A lot has been happening in Sergei’s life recently that’s been breaking my heart on his behalf. Every defensive and protective impulse in me (and I’ve got a lot) has been aching to shield him but that’s neither appropriate nor possible. All I can really do is pray. I’ve been doing lots of praying. Still, the timing for this heartache makes it all the more devastating, in my opinion.
I’ll admit, I’m a romantic. I strongly believe that the Christmas season is sacred. It should be set apart as a time of year that is especially delightful. Full of delicious food, lovely decorations, awkward/enjoyable gatherings, last minute shopping and, most of all, gift giving and great conversations (my two favorite things). It’s a time when those we love and those who love us are meant to draw near to us. Not withdraw. It’s not supposed to be lonely or dreary or sad. Maybe a little stressful, frantic and tiring. But not depressing.
I know Sergei isn’t the only one who may have a less than magical holiday season. For many people, this is the most depressing time of year. That never strikes me as less than tragic. All I can really say is that it shouldn’t be, with a sort of childlike innocence as if I could make right what is wrong through that simple declaration. If only I could.
In Gilead the narrator John Ames states, “Augustine says the Lord loves each of us as an only child, and that has to be true. ‘He will wipe the tears from all faces.’ It takes nothing from the loveliness of the verse to say that is exactly what will be required.” It feels necessary to repeat, that is exactly what will be required. Sometimes I wish that I could wipe the tears from all faces.
This isn’t the first Christmas season that I’ve meditated on the brokenness of the world. Last year, I followed up the holiday with my post Why Hasn’t Oppression Ceased? as I found myself dwelling on words from “O Holy Night.” But there was a greater emotional remove. There is a profound difference between the compassion you can feel for nameless people and the compassion you feel for someone in your life. Especially when you’re as fiercely protective as I am.
Re-reading the nativity stories, I’ve been reminded that the Christmas story itself has a bittersweet quality. Not long after the Magi leave Jesus, Matthew tells us “A voice is heard in Ramah, weeping and great mourning, Rachel weeping for her children and refusing to be comforted, because they are no more.” In Luke, when baby Jesus is first presented at the temple, Mary is warned that a sword will piece her own heart. A prophesy I’ve always taken to foreshadow both that she’ll be pieced with conviction by her son’s teachings and heartbroken by his death.

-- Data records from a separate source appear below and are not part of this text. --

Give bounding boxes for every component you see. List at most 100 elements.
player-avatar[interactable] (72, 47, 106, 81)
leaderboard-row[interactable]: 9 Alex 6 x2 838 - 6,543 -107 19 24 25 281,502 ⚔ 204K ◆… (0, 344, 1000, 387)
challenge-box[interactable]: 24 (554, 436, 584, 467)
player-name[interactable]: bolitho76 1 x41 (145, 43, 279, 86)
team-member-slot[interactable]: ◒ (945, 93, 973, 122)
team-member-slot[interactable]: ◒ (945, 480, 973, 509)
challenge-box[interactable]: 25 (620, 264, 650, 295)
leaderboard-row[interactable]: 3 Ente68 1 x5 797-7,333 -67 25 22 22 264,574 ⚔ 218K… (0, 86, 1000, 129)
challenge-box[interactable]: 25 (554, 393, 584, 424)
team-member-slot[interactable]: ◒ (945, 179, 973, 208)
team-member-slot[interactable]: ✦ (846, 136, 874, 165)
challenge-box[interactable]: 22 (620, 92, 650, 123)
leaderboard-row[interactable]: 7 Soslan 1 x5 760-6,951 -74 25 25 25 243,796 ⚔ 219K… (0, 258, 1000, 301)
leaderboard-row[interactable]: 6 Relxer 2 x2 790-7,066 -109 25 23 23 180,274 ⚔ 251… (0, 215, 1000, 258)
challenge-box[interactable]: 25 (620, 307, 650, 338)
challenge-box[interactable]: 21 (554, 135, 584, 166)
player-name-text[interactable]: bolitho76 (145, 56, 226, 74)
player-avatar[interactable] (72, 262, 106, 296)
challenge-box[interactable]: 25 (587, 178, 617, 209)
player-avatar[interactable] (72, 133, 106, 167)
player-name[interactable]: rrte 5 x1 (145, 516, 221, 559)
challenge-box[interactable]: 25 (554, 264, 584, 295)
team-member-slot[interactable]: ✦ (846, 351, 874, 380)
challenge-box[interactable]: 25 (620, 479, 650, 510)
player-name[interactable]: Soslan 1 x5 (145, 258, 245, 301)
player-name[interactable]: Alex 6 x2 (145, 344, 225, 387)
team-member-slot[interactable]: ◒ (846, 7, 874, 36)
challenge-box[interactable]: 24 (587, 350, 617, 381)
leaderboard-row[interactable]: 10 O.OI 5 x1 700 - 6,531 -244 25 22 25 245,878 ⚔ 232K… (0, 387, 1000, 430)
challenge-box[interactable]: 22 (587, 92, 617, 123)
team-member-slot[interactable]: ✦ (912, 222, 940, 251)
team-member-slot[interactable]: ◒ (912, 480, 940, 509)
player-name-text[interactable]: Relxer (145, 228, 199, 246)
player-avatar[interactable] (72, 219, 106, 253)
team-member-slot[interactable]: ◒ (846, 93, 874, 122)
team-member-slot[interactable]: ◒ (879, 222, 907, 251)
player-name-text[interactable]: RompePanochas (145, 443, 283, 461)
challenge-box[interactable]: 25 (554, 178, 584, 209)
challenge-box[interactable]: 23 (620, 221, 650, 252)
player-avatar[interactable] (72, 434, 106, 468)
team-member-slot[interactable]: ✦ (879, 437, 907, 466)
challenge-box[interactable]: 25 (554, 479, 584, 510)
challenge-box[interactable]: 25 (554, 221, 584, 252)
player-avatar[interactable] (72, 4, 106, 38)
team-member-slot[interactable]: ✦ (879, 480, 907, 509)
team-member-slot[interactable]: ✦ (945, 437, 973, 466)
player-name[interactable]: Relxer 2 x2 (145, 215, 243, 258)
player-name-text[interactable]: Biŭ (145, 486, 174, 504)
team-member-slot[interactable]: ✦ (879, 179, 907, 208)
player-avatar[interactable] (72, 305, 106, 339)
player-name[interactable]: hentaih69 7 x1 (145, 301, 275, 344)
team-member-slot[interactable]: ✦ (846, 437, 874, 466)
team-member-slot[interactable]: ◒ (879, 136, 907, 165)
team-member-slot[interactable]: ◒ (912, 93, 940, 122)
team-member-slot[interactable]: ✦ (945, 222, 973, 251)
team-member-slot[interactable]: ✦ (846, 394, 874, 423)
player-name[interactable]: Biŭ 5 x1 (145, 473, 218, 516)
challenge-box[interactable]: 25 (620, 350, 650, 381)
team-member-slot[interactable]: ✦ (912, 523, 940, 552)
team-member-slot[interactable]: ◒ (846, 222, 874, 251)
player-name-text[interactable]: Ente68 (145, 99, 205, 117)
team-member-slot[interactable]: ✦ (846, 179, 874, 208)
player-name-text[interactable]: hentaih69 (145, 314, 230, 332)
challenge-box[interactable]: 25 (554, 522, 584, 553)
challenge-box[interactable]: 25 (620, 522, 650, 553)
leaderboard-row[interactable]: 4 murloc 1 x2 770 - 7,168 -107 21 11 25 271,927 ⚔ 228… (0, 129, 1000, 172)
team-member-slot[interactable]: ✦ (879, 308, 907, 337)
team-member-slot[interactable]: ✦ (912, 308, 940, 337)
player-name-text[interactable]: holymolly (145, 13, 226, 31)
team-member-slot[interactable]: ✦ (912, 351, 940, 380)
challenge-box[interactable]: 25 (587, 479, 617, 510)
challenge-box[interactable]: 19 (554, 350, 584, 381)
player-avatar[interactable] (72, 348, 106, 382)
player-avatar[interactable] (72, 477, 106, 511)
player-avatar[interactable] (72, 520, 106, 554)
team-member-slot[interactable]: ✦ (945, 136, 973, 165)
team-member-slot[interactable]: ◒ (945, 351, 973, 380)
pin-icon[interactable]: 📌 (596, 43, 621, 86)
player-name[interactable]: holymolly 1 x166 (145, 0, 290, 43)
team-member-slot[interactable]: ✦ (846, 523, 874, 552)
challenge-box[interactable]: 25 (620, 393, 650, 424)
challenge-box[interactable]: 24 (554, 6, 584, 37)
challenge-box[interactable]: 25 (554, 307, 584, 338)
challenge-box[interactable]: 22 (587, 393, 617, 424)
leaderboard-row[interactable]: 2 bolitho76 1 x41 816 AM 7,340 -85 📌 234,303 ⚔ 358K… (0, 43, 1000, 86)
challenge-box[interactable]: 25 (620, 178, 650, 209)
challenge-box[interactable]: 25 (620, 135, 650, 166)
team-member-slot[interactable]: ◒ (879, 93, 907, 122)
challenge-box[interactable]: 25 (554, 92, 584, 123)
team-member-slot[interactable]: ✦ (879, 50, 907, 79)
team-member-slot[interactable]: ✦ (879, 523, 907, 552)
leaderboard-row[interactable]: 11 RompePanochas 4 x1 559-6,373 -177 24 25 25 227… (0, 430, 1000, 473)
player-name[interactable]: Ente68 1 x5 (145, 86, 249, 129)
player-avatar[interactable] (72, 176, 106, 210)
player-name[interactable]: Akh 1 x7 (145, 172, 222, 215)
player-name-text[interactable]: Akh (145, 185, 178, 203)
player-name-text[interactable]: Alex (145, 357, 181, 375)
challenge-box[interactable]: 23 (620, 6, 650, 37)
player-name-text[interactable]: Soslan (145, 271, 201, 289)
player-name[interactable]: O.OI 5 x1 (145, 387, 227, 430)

I came across a quote from Tim Keller’s book Reason for God about Jesus’ ministry that aptly applies to our hope at Christmas time as well. He states, “Jesus’ miracles in particular were never magic tricks, designed only to impress and coerce. You never see him say something like ‘See that tree over there? Watch me make it burst into flames!” Instead, he used miraculous power to heal the sick, feed the hungry, and raise the dead. Why? We modern people think of miracles as the suspension of the natural order, but Jesus meant them to be the restoration of the natural order. The Bible tells us that God did not originally make the world to have disease, hunger, and death in it. Jesus has come to redeem where it is wrong and heal the world where it is broken. His miracles are not just proofs that he has power but also wonderful foretastes of what he is going to do with that power. Jesus’ miracles are not just a challenge to our minds, but a promise to our hearts, that the world we all want is coming.”
Isn’t this promise to heart what we are really singing about at Christmas? We are longing for heaven and nature to sing praise in unison for a world without loss or loneliness. Without sickness or death. At this time of year we celebrate love, joy and peace not only because they are so scarce but because they are a foretaste of what we’re looking forward to.
While I’m inclined to be more like John Ames in Gilead, both in awe of this world and groaning with it for healing and restoration, I’m finding myself more resolved than ever to spread holiday cheer this season. I cannot single-handedly save this world, or shoulder anyone else’s suffering (as much as I might like to), I can bless others by being loving, joyful and giving.* By living into the promise of a new world. That itself offers some comfort.
*As someone for whom gifts is one of my primary love languages, I don’t underestimate the value of a thoughtful/playful gift.